The research was conducted by a team at Mount Sinai.

The findings apply to a condition in which cells in the retinal pigment epithelium, a layer that supports the retina, transform and develop the characteristics of more aggressive cells known as mesenchymal cells.

The condition can be triggered by aging, diabetes, or injury to the eye.

This causes the development of fibrous membranes that resemble damaging cells found in retinal scar tissue and can lead to retinal detachment.

The researchers found that nicotinamide not only inhibits these cell transformations but can also reverse that cell transition and slow down the development of eye diseases that may lead to vision loss or blindness.

When applying nicotinamide as a therapy to human adult cells in vitro, the researchers found that the vitamin B derivative slowed down the aggressive cellular transformation and could promote the opposite transition, from mesenchymal to epithelial, helping to preserve the cell’s original identity.

This is the first study that shows how nicotinamide can inhibit invasive wound healing, but also reverse the development of membranes associated with scar tissue.

This discovery helps evolve the understanding of wound healing, as well as good inflammation versus bad inflammation.

Good inflammation essentially nudges the system into a regenerative response, while bad inflammation can create harmful scar tissue formation.

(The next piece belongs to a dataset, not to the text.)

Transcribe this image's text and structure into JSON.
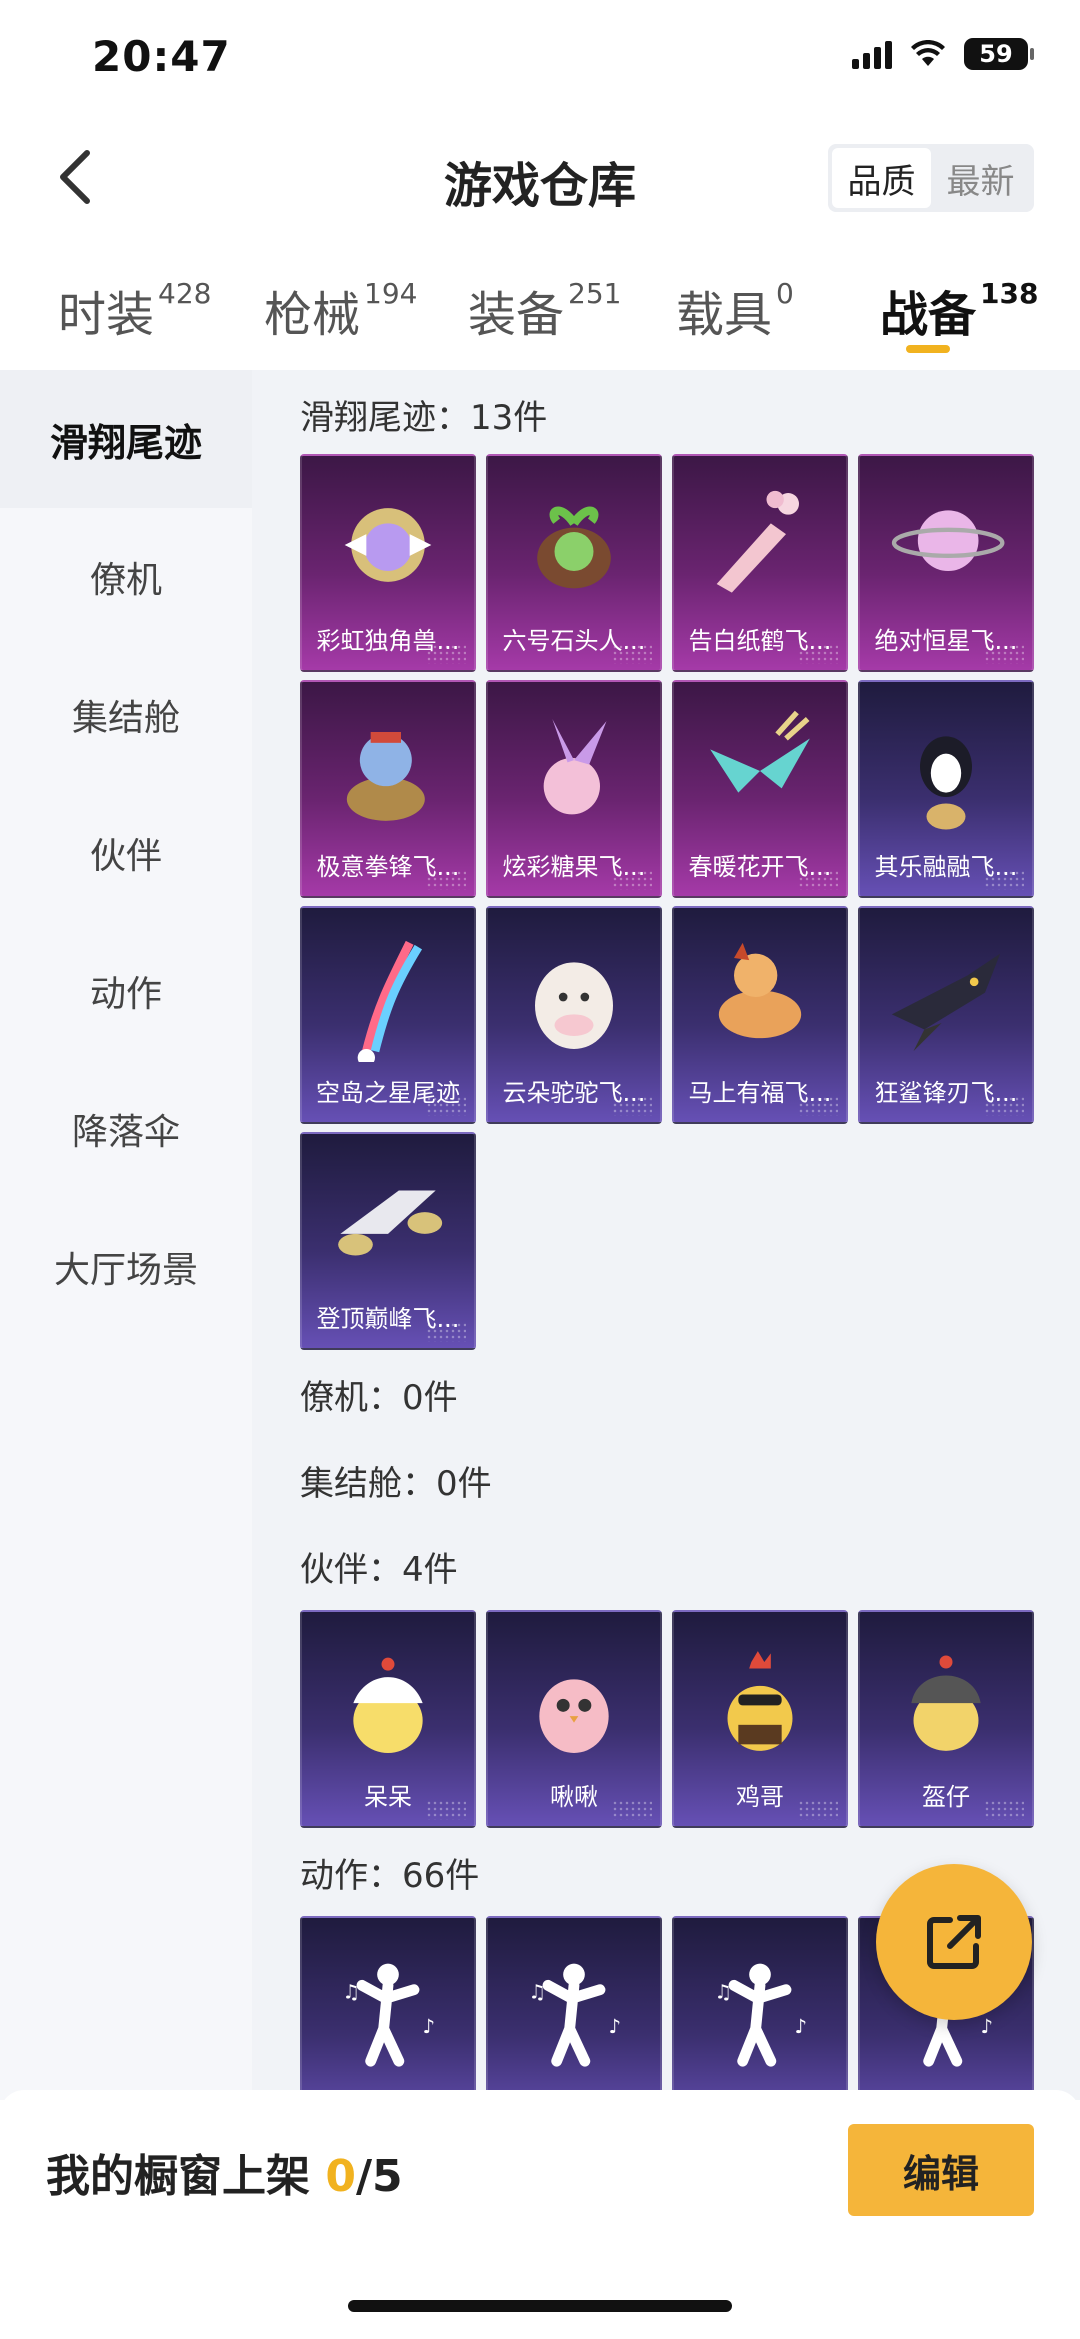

This is an exciting time to understand how this compound can be used to treat and reverse not only fibrotic diseases of the retina but other diseases too.

The researchers also identified epigenetic and molecular changes that occur during the cell transition process.

Nicotinamide therapy resulted in widespread changes in the DNA sequence of the cells, eliciting changes in more than 40,000 identified chromosomal regions.

The scientists observed that nicotinamide was associated with a massive reorganization of the cell patterns, especially with inducing enhancer elements that lead the cell stage change in the retina.

It activated regulatory elements in cells, including transcriptional factors that are prominent regulators of cell transformation.

The team says the study paves the way to develop new forms of treatment for patients.

It provides an opportunity to explore a pathway for new therapeutic approaches for any condition or complication associated with wound healing.

One lead author of the study is Timothy Blenkinsop, Ph.D., Assistant Professor of Cell, Developmental and Regenerative Biology.

The study is published in Stem Cell Reports.